As promised, we return with the second part of our look back at the Final Cut Pro X user stories of 2014. It all got very interesting, very tekkie and very, very creative.
If you haven't read the first selection of FCPX user stories of 2014, take a look here. If you've done that already, on to the second half of the year and you won't be disappointed.
Just click on the headline or banner image to go to the individual user stories.
August got off the ground (quite literally) with a story from Matthew Celia about the production and editing on FCPX of "Off The Floor."
The documentary grew up with FCPX as it was started in 2011 and migrated through the different updates. A common thread to the FCPX stories is emerging - Fun. FCPX gets out of the way and allows the editor to concentrate on the creative process, which is the fun part of our job!
The Summer was of course FIFA World Cup football time. Joe Castellano let us in on how he produced a promo with ESPN for the biggest sporting event in the world.
Worth a read how Joe managed to collate and then select all the footage needed for this multiscreen extravaganza. Yep, you guessed, keywords.
12 screens? How about 64 onscreen at a time. Was Final Cut Pro X up to it? Of course it was and Svein Sund very kindly took the time to tell us how he created the project.
He's not a Adobe Premiere fan, checkout his reasons why he chose FCPX and his speed comparisons between the two NLEs.
Could a young FCPX editor with no feature film experience mirror an Avid edit on a major Hollywood film?

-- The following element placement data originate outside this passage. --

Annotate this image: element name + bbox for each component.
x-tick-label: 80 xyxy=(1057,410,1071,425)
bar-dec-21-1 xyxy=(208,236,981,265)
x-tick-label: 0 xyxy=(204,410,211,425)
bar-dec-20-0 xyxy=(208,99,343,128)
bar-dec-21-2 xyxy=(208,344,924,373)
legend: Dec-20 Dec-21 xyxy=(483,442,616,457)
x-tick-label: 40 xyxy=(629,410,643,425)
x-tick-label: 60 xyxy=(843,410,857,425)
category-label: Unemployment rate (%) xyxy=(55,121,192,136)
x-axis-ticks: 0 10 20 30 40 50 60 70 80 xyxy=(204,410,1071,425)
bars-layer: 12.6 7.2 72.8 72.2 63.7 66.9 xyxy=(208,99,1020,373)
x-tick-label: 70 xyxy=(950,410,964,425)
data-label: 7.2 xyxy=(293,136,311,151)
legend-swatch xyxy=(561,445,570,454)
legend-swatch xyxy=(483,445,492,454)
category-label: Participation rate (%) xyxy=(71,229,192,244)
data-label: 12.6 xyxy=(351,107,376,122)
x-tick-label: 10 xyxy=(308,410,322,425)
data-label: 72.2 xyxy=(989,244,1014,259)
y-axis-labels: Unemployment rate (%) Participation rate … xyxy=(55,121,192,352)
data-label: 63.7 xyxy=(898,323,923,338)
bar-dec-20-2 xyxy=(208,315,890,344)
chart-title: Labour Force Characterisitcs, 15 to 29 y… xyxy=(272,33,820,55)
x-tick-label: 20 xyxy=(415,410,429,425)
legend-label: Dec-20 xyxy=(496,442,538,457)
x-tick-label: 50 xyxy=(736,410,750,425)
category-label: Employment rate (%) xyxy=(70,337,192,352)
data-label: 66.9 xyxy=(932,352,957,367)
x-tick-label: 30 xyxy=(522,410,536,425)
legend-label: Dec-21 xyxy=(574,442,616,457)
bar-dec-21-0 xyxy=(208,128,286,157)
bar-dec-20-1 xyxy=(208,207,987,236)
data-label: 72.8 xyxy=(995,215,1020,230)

"On one side, a 22 year old editor with no feature film credits tasked with delivering an assembly cut of a feature within two days of the movie finishing shooting. She would have to do all of her own transcoding, media management, and prep work.
On the other side, the Avid Unity team… who would just work as they normally would, with a lead editor, assistant and standard DIT/transcoding workflow.'
Find out what happened in the article.
The big one. A 70 terabyte XSAN, four new MacPro FCPX suites and editing whilst still recording using Softron's Movie Recorder. Lots of kit, lots of untested workflows, lots of pressure. How did it all perform?
A great story from Chris Mckechnie that quite rightly ended up as a Staff Pick on Vimeo. Sometimes it's hard in the middle of a big complicated job, surrounded by tough deadlines and even tougher budgets to remember that our skills can make a difference. A difference that is not a commercial one, a difference in improving a life.
Thomas Grove Carter's second FCPX user story is certainly unique. His Honda commercial has definitely two ways of looking at it. Very creative and FCPX was up to providing the solution to editing two commercials on the same timeline. A must watch.
One of the first and an example that many other broadcasters will be watching closely. Dutch national broadcaster EO integrated the digital asset manager Cantemo Portal with Final Cut Pro X.
A production in Australia used Final Cut Pro X to edit films for multiple screens in a live performance. Video, music, dancers and over 60 live cues in the show - how was it done? We have to thank Tim Maisey for this rather unique FCPX user story.
What happens when you put Final Cut Pro X in the hands of a respected Director/Editor who has grown up with flat bed editors, in-camera effects and classic animation techniques, who has worked with Lightworks, Avid, classic FCP, Shake and Flame and who says (quote) he is “too lazy” to read manuals and to always learn the newest software?
An awesome FCPX user story chock full of creativity and beautiful examples of Clayton Jacobson work.
So there you go, a diverse range of stories with one thing in common, Final Cut Pro X.
A huge thank you to all who took the time to document and share their stories. It looks like FCPX has grown up a lot in the last 12 months and we look forward to what the next 12 will bring.